Un’altra decisione che ha dell’inconcepibile, chi può stabilire l’età per poter essere buoni genitori, e poi buoni rispetto a cosa?

Ed ancora, altro figlio tolto ad una coppia perché la madre ha un quoziente intellettivo ritenuto troppo basso a giudizio di un Magistrato.

Potremmo continuare a lungo, ma due casi internazionali e due casi nazionali, entrambi in culture ritenute “ civili” e quindi analoghe, dove il diritto, la giustizia e quant’altro sono il vanto blasonato dell’Europa, ma che invece mostra tutti i limiti dell’essere umano.

Chi ha ragione?

Magari poi ci inventiamo affidamenti che nulla hanno a che vedere con ciò che è naturale, e in quel caso non si chiama in causa la tutela del minore?

Come mai li i giudici non intervengono?

Forse la legge della natura può essere glissata ed ha meno valore di quella dell’uomo?

Fare esempi, non ha senso, ma è chiaro che si intendono quegli affidamenti a coppie dello stesso sesso e che magari utilizzano la tecnica delle fecondazioni assistite o dell’utero in affitto, stravolgendo di fatto le leggi della natura.-

Non è un’ attacco alla Magistratura, che troppo spesso deve intervenire facendosi largo tra un labirinto di leggi e leggine e una ragnatela di interpretazioni spesso assurde e discutibili, provocate da leggi le leggine promulgate in fretta e furia ad arginare delle emozioni popolari piuttosto che a regolamentare seriamente delle problematiche complesse.
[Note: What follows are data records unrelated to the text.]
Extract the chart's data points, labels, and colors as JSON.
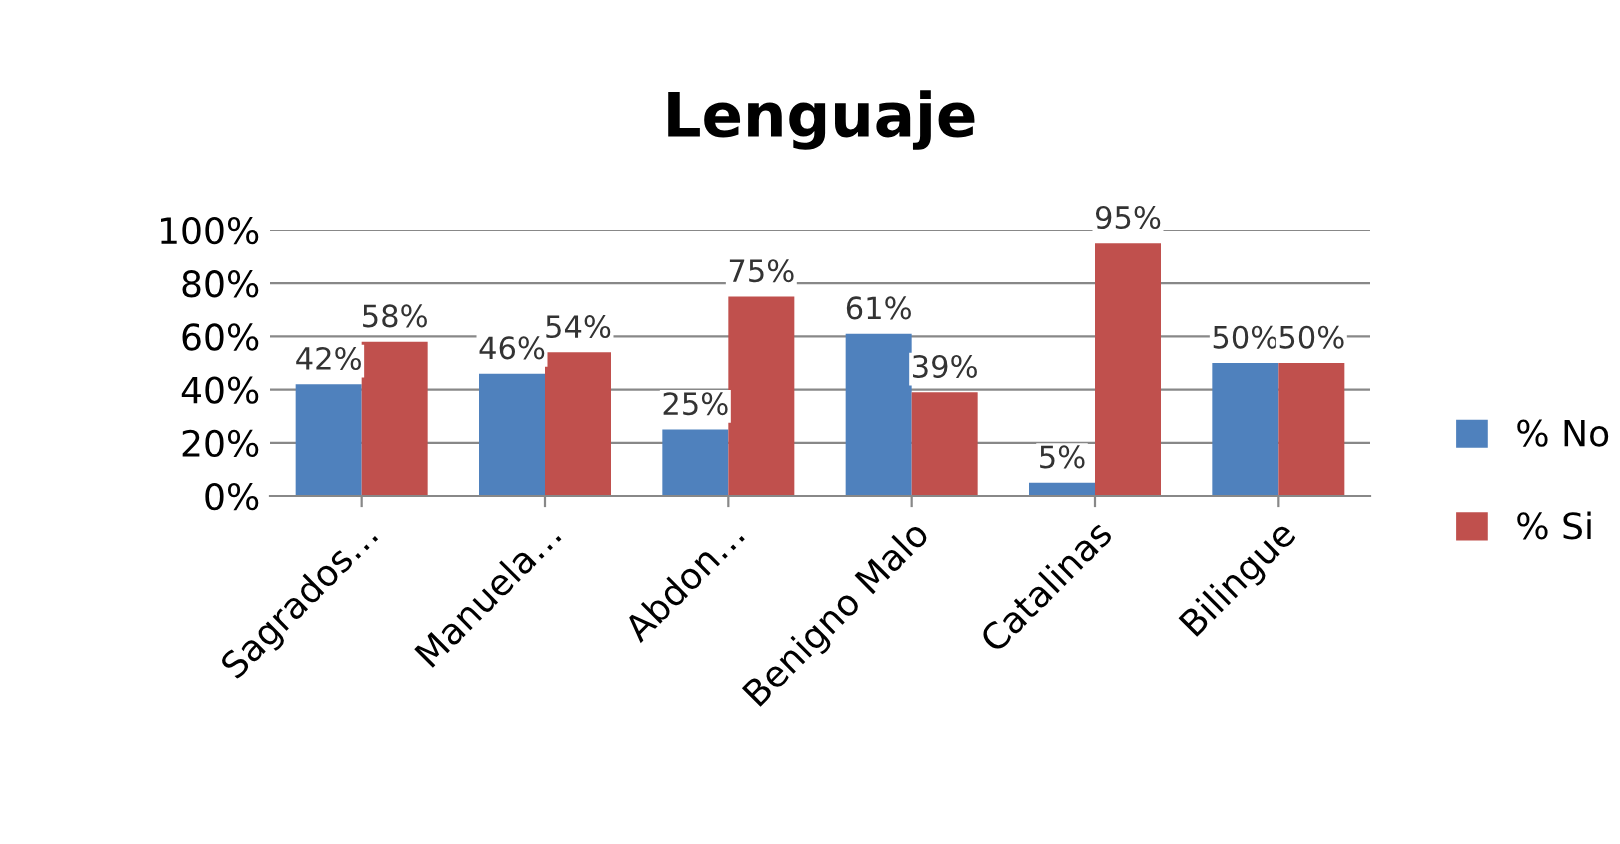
{
  "chart_data": {
    "type": "bar",
    "title": "Lenguaje",
    "categories": [
      "Sagrados…",
      "Manuela…",
      "Abdon…",
      "Benigno Malo",
      "Catalinas",
      "Bilingue"
    ],
    "series": [
      {
        "name": "% No",
        "color": "#4f81bd",
        "values": [
          42,
          46,
          25,
          61,
          5,
          50
        ],
        "value_labels": [
          "42%",
          "46%",
          "25%",
          "61%",
          "5%",
          "50%"
        ]
      },
      {
        "name": "% Si",
        "color": "#c0504d",
        "values": [
          58,
          54,
          75,
          39,
          95,
          50
        ],
        "value_labels": [
          "58%",
          "54%",
          "75%",
          "39%",
          "95%",
          "50%"
        ]
      }
    ],
    "ylim": [
      0,
      100
    ],
    "yticks": [
      {
        "value": 0,
        "label": "0%"
      },
      {
        "value": 20,
        "label": "20%"
      },
      {
        "value": 40,
        "label": "40%"
      },
      {
        "value": 60,
        "label": "60%"
      },
      {
        "value": 80,
        "label": "80%"
      },
      {
        "value": 100,
        "label": "100%"
      }
    ],
    "grid": "y",
    "legend": "right"
  }
}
E’ necessaria una riflessione seria sul ruolo del Magistrato, che ha certo una cultura giuridica, ma non una cultura sociale, psicologica, medica ecc. e che sempre più spesso si trova a dover dirimere questioni che non sono solo legali.
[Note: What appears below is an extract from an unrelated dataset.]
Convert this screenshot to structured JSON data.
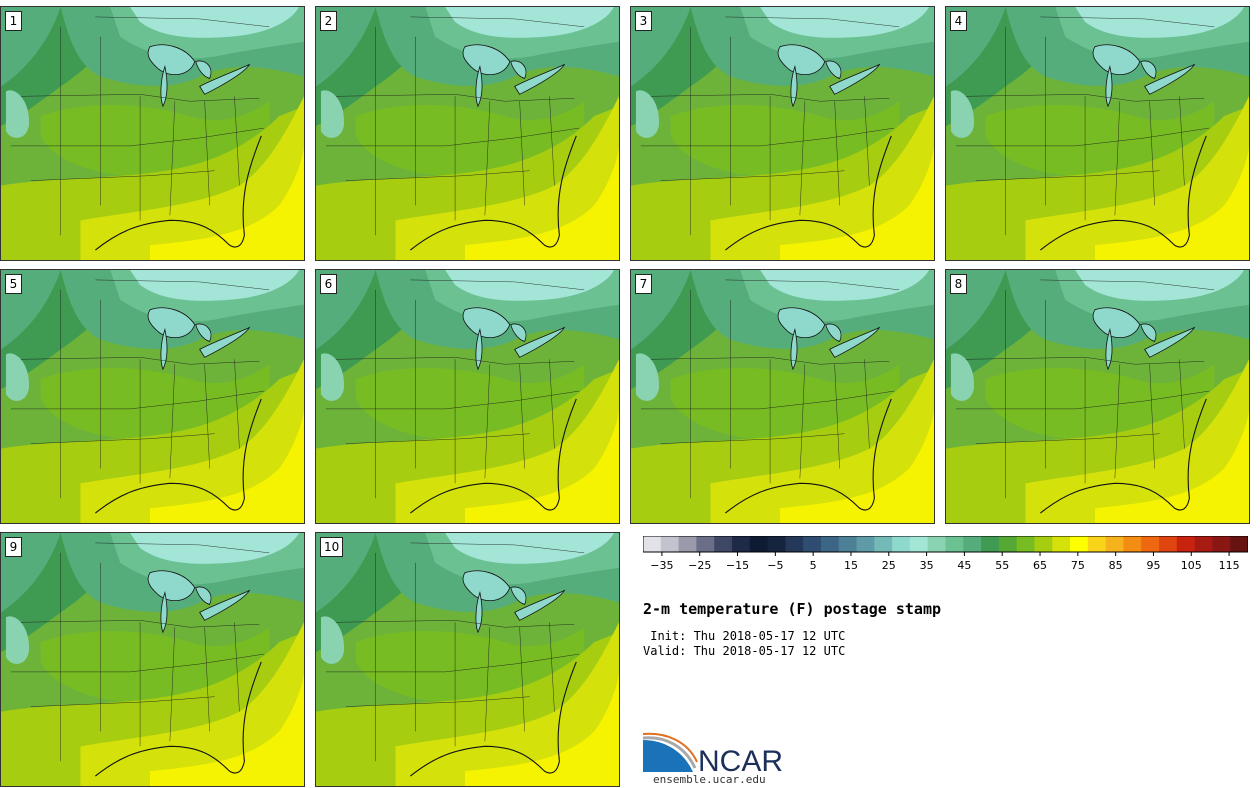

Forse una seria riorganizzazione delle leggi, magari dopo un’attenta riflessione che coinvolga anche quella parte culturale, troppo spesso emarginata, darebbe a chi preposto ad emettere giudizi, sarebbe opportuno, ma come sarebbe opportuna una convinta scelta di Giudici e collaboratori di elevato e certo spessore e specializzazione.

Un figlio è sempre un figlio, chiediamoci se un Magistrato ha il diritto di decidere sulla vita e sulla morte di un figlio che ha la gioia di essere nato, trasformata dall’essere umano in colpa.